头的名字,有的早落魄无名,有的却是比过去更不可攀的大贵人。
保定的军校关闭于上一次的同学会后,时至今日,许多年轻人都淡忘了这个曾培育无数名将的学校。但一见到名牌上保定同学会,却像被提醒,回忆起过去这所学校的辉煌。
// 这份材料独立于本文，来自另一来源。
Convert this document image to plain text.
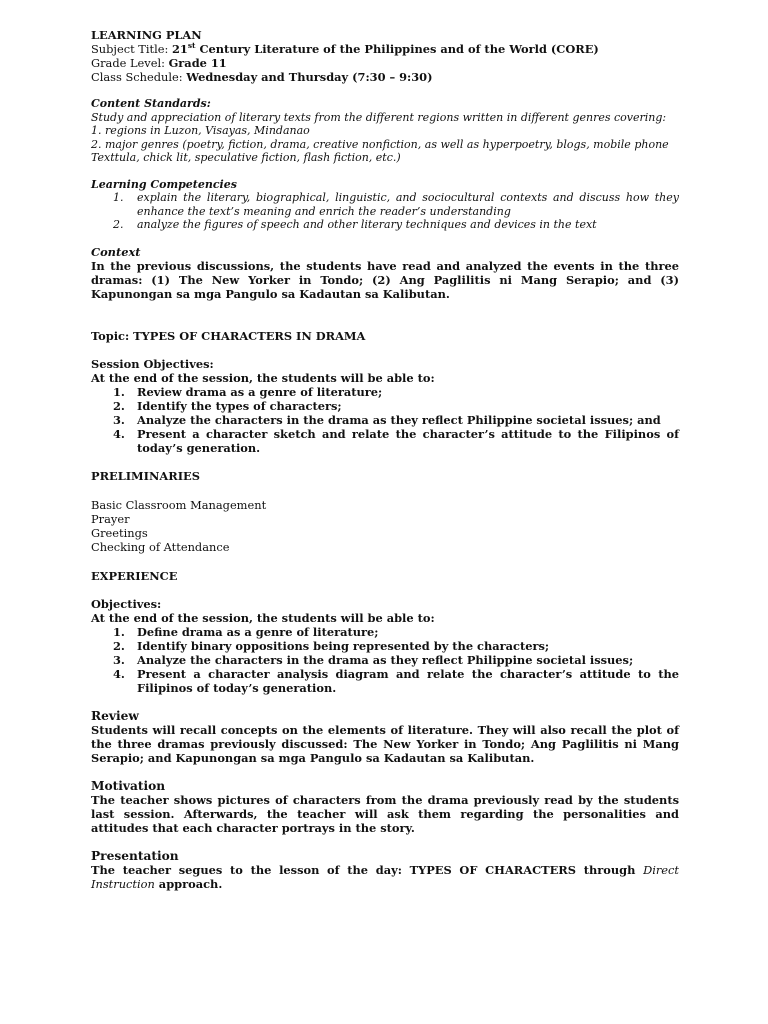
LEARNING PLAN
Subject Title: 21st Century Literature of the Philippines and of the World (CORE)
Grade Level: Grade 11
Class Schedule: Wednesday and Thursday (7:30 – 9:30)
Content Standards:
Study and appreciation of literary texts from the different regions written in different genres covering:
1. regions in Luzon, Visayas, Mindanao
2. major genres (poetry, fiction, drama, creative nonfiction, as well as hyperpoetry, blogs, mobile phone Texttula, chick lit, speculative fiction, flash fiction, etc.)
Learning Competencies
1. explain the literary, biographical, linguistic, and sociocultural contexts and discuss how they enhance the text’s meaning and enrich the reader’s understanding
2. analyze the figures of speech and other literary techniques and devices in the text
Context
In the previous discussions, the students have read and analyzed the events in the three dramas: (1) The New Yorker in Tondo; (2) Ang Paglilitis ni Mang Serapio; and (3) Kapunongan sa mga Pangulo sa Kadautan sa Kalibutan.
Topic: TYPES OF CHARACTERS IN DRAMA
Session Objectives:
At the end of the session, the students will be able to:
1. Review drama as a genre of literature;
2. Identify the types of characters;
3. Analyze the characters in the drama as they reflect Philippine societal issues; and
4. Present a character sketch and relate the character’s attitude to the Filipinos of today’s generation.
PRELIMINARIES
Basic Classroom Management
Prayer
Greetings
Checking of Attendance
EXPERIENCE
Objectives:
At the end of the session, the students will be able to:
1. Define drama as a genre of literature;
2. Identify binary oppositions being represented by the characters;
3. Analyze the characters in the drama as they reflect Philippine societal issues;
4. Present a character analysis diagram and relate the character’s attitude to the Filipinos of today’s generation.
Review
Students will recall concepts on the elements of literature. They will also recall the plot of the three dramas previously discussed: The New Yorker in Tondo; Ang Paglilitis ni Mang Serapio; and Kapunongan sa mga Pangulo sa Kadautan sa Kalibutan.
Motivation
The teacher shows pictures of characters from the drama previously read by the students last session. Afterwards, the teacher will ask them regarding the personalities and attitudes that each character portrays in the story.
Presentation
The teacher segues to the lesson of the day: TYPES OF CHARACTERS through Direct Instruction approach.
宾客牌下,最末尾还列着西江讲武堂、云南陆军讲武堂等七八个讲武堂的名字,这些学校有些早消失于世,难得存留的也已经改了称呼……眼前的一切,都仿佛昨日重现。
门口的士兵,见是谢骛清,直接开门放行。
舞厅内,到处都是穿着军装的男人,十几年前的军装。因各自来自的省份不同,军装式样都不同,还有些毕业后弃武从文的,找出读军校时的制服穿了。
像回到了辛亥革命的时代。
每个铺着白色桌布的酒桌,沙发,还有舞池旁在交谈的男人,都不约而同地对她行注目礼,隐晦,而又礼貌。对他们来说,何未年纪轻,算小一辈的人,但她是谢骛清的妻子,该有的礼节不可少。
“这都是你的朋友?”
“昔日同袍,还有学生。”
谢骛清把军装外衣穿上,正襟而坐。
在舞池旁,这个圆桌子周围有白谨行和邓元初,还有那位扔过一块表在银盘子里,吓唬何未亲爹的男人。这位先生昔日年龄就是最长的,如今男人已迈入老年,笑意倒不显老态。
恭王府一面后,她同这个邵先生见过几次。
“二小姐。”
“邵先生。”她笑笑。
“清哥请我做证婚人,”邵先生理了理许久未穿的军装,笑着说。
她心中一震,看谢骛清。
谢骛清微笑着,回视她。
“我说,二小姐如今名声大,未必肯认我这个已失了势的人。”邵先生笑着道,“我这里准备了稿子,二小姐是否要过目?”